Au nombre de problèmes auxquels est confronté la ville-province, figure en pole position la gestion de l’insalubrité. Pour s’en rendre effectivement compte, il sied de faire un tour dans la ville après la pluie.
La cause principale de cette insalubrité incombe essentiellement aux propriétaires des restaurants de fortune, communément appelés «malewa». Installés généralement à bord de grandes avenues, ils jettent leurs ordures sur les trottoirs par manque de poubelles, ternissant du coup l’image de la ville.
S’ils vendent à côté des caniveaux, ils y déversent, sans la moindre gêne, les restes de leurs produits. Une fois ces caniveaux remplis, les eaux des pluies débordent et provoquent des inondations.
Ce qui rend également insalubre la capitale, ce sont ces épaves des véhicules abandonnées vaille que vaille sur les avenues et places publiques. Cas courants dans les communes huppées de Gombe et de Ngaliema, ou celles urbano-rurales de Mont Ngafula, de Nsele ou de Kimbanseke…
Le triomphe de l’insalubrité
Pour mettre tant soit peu fin à tout ce désordre, différentes mesures ont été prises, mais elles n’ont été suivies d’aucun effet palpable. Au contraire, la situation ne fait que s’empirer. Concernant, par exemple, l’envahissement de la voie publique par les «malewa», plus les années passent, plus les avenues se rétrécissent.

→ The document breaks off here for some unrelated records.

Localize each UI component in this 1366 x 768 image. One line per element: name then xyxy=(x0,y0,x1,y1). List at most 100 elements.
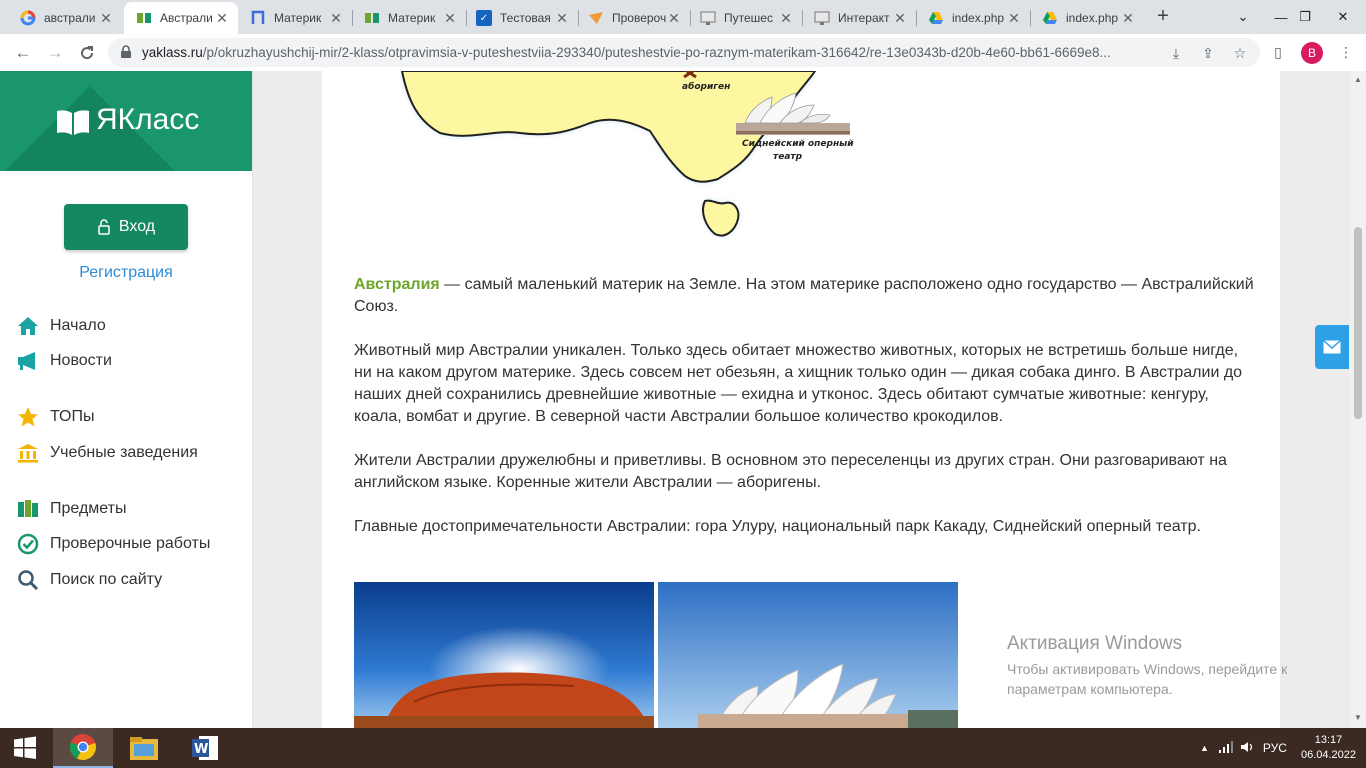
opera-house-photo xyxy=(658,582,958,728)
new-tab-button[interactable]: + xyxy=(1152,5,1174,27)
close-icon[interactable]: ✕ xyxy=(214,10,230,27)
clock[interactable]: 13:17 06.04.2022 xyxy=(1301,733,1356,763)
nav-subjects[interactable]: Предметы xyxy=(16,497,126,521)
url-text: yaklass.ru/p/okruzhayushchij-mir/2-klass… xyxy=(142,45,1162,60)
p-icon xyxy=(250,10,266,26)
chrome-icon xyxy=(69,734,96,761)
nav-label: Проверочные работы xyxy=(50,535,211,552)
watermark-title: Активация Windows xyxy=(1007,633,1183,654)
close-icon[interactable]: ✕ xyxy=(1006,10,1022,27)
megaphone-icon xyxy=(16,349,40,373)
nav-home[interactable]: Начало xyxy=(16,314,106,338)
paper-plane-icon xyxy=(588,10,604,26)
url-path: /p/okruzhayushchij-mir/2-klass/otpravims… xyxy=(202,45,1111,60)
nav-label: ТОПы xyxy=(50,408,95,425)
page-scrollbar[interactable]: ▲ ▼ xyxy=(1350,71,1366,728)
share-icon[interactable]: ⇪ xyxy=(1198,43,1218,63)
folder-icon xyxy=(130,737,158,760)
nav-institutions[interactable]: Учебные заведения xyxy=(16,441,198,465)
paragraph-landmarks: Главные достопримечательности Австралии:… xyxy=(354,518,1201,535)
google-icon xyxy=(20,10,36,26)
tab-1[interactable]: австрали ✕ xyxy=(8,2,122,34)
mail-icon xyxy=(1323,340,1341,354)
nav-label: Поиск по сайту xyxy=(50,571,163,588)
search-icon xyxy=(16,568,40,592)
tab-7[interactable]: Путешес ✕ xyxy=(688,2,802,34)
australia-map: абориген Сиднейский оперный театр xyxy=(400,71,854,237)
scroll-down-icon[interactable]: ▼ xyxy=(1353,713,1363,722)
tab-5[interactable]: ✓ Тестовая ✕ xyxy=(464,2,578,34)
scroll-thumb[interactable] xyxy=(1354,227,1362,419)
tray-chevron-icon[interactable]: ▲ xyxy=(1200,743,1209,753)
monitor-icon xyxy=(814,10,830,26)
close-window-button[interactable]: ✕ xyxy=(1320,0,1366,34)
lock-open-icon xyxy=(98,219,110,235)
windows-taskbar: W ▲ РУС 13:17 06.04.2022 xyxy=(0,728,1366,768)
tab-10[interactable]: index.php ✕ xyxy=(1030,2,1144,34)
tab-8[interactable]: Интеракт ✕ xyxy=(802,2,916,34)
tab-3[interactable]: Материк ✕ xyxy=(238,2,352,34)
login-label: Вход xyxy=(118,218,156,235)
tab-title: Материк xyxy=(274,11,322,25)
close-icon[interactable]: ✕ xyxy=(98,10,114,27)
network-icon[interactable] xyxy=(1218,740,1233,756)
home-icon xyxy=(16,314,40,338)
logo-text: ЯКласс xyxy=(96,103,200,136)
institution-icon xyxy=(16,441,40,465)
close-icon[interactable]: ✕ xyxy=(666,10,682,27)
tab-title: Материк xyxy=(388,11,436,25)
paragraph-people: Жители Австралии дружелюбны и приветливы… xyxy=(354,452,1227,491)
back-button[interactable]: ← xyxy=(10,40,36,66)
close-icon[interactable]: ✕ xyxy=(554,10,570,27)
system-tray: ▲ РУС 13:17 06.04.2022 xyxy=(1200,728,1366,768)
windows-activation-watermark: Активация Windows Чтобы активировать Win… xyxy=(1007,633,1287,699)
clock-date: 06.04.2022 xyxy=(1300,749,1357,761)
paragraph-text: — самый маленький материк на Земле. На э… xyxy=(354,276,1254,315)
drive-icon xyxy=(928,10,944,26)
yaklass-icon xyxy=(136,10,152,26)
language-indicator[interactable]: РУС xyxy=(1263,741,1287,755)
paragraph-intro: Австралия — самый маленький материк на З… xyxy=(354,274,1254,318)
address-bar[interactable]: yaklass.ru/p/okruzhayushchij-mir/2-klass… xyxy=(108,38,1260,67)
close-icon[interactable]: ✕ xyxy=(778,10,794,27)
forward-button[interactable]: → xyxy=(42,40,68,66)
sidebar: ЯКласс Вход Регистрация Начало Новости Т… xyxy=(0,71,253,728)
nav-tests[interactable]: Проверочные работы xyxy=(16,532,210,556)
taskbar-chrome[interactable] xyxy=(53,728,113,768)
highlight-word[interactable]: Австралия xyxy=(354,276,440,293)
browser-toolbar: ← → yaklass.ru/p/okruzhayushchij-mir/2-k… xyxy=(0,34,1366,72)
star-icon xyxy=(16,405,40,429)
side-panel-icon[interactable]: ▯ xyxy=(1268,42,1288,62)
close-icon[interactable]: ✕ xyxy=(892,10,908,27)
tab-2-active[interactable]: Австрали ✕ xyxy=(124,2,238,34)
login-button[interactable]: Вход xyxy=(64,204,188,250)
scroll-up-icon[interactable]: ▲ xyxy=(1353,75,1363,84)
paragraph-fauna: Животный мир Австралии уникален. Только … xyxy=(354,342,1243,425)
taskbar-word[interactable]: W xyxy=(175,728,235,768)
feedback-mail-button[interactable] xyxy=(1315,325,1349,369)
tab-9[interactable]: index.php ✕ xyxy=(916,2,1030,34)
tab-title: Провероч xyxy=(612,11,666,25)
nav-tops[interactable]: ТОПы xyxy=(16,405,95,429)
tab-6[interactable]: Провероч ✕ xyxy=(576,2,690,34)
site-logo[interactable]: ЯКласс xyxy=(0,71,252,171)
register-link[interactable]: Регистрация xyxy=(0,264,252,282)
bookmark-star-icon[interactable]: ☆ xyxy=(1230,43,1250,63)
volume-icon[interactable] xyxy=(1240,741,1255,756)
reload-button[interactable] xyxy=(74,40,100,66)
start-button[interactable] xyxy=(0,728,50,768)
monitor-icon xyxy=(700,10,716,26)
close-icon[interactable]: ✕ xyxy=(1120,10,1136,27)
tab-title: index.php xyxy=(1066,11,1119,25)
close-icon[interactable]: ✕ xyxy=(442,10,458,27)
close-icon[interactable]: ✕ xyxy=(328,10,344,27)
menu-icon[interactable]: ⋮ xyxy=(1336,42,1356,62)
nav-news[interactable]: Новости xyxy=(16,349,112,373)
windows-logo-icon xyxy=(14,736,36,759)
tab-4[interactable]: Материк ✕ xyxy=(352,2,466,34)
tab-title: австрали xyxy=(44,11,96,25)
profile-avatar[interactable]: B xyxy=(1301,42,1323,64)
nav-search[interactable]: Поиск по сайту xyxy=(16,568,162,592)
install-icon[interactable]: ⤓ xyxy=(1166,43,1186,63)
taskbar-explorer[interactable] xyxy=(114,728,174,768)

En conséquence, même la circulation des piétons devient compliquée. Preuve, les avenues du Commerce, dans la commune de Gombe, et l’avenue du 24 novembre, à la hauteur du marché de Selembao, bien que bétonnées, sont devenues des dépotoirs d’ordures.
Cette anarchie s’est exacerbée suite au manque de suivi dans l’application des mesures arrêtées. La dernière en date est celle relative à l’interdiction de la circulation des motos dans la commune de Gombe.
Les premiers jours, elle était efficace. Mais, au fil du temps, les motards, communément appelés «wewa», commencent à s’en passer. Nous sommes sûrs et certains que, très prochainement, ladite mesure sera entièrement bafouée.
La consommation de la drogue se fait au grand jour
Sur le plan sécuritaire, la montée du banditisme urbain autrement appelé « kuluna », s’explique surtout par le fait que la mesure interdisant la consommation de la drogue et de l’alcool à forte dose, le «Zododo», n’est pas appliquée. Le chanvre et autres drogues sont pris au vu et au su des autorités, sans la moindre réaction de leur part.
Au début de cette mesure, l’on a senti un petit recul de la délinquance juvénile dans la capitale, surtout lorsque les fabricants de ces produits excitants étaient traqués. Ils avaient réduit leur production, mais c’était tout simplement pour divertir les autorités.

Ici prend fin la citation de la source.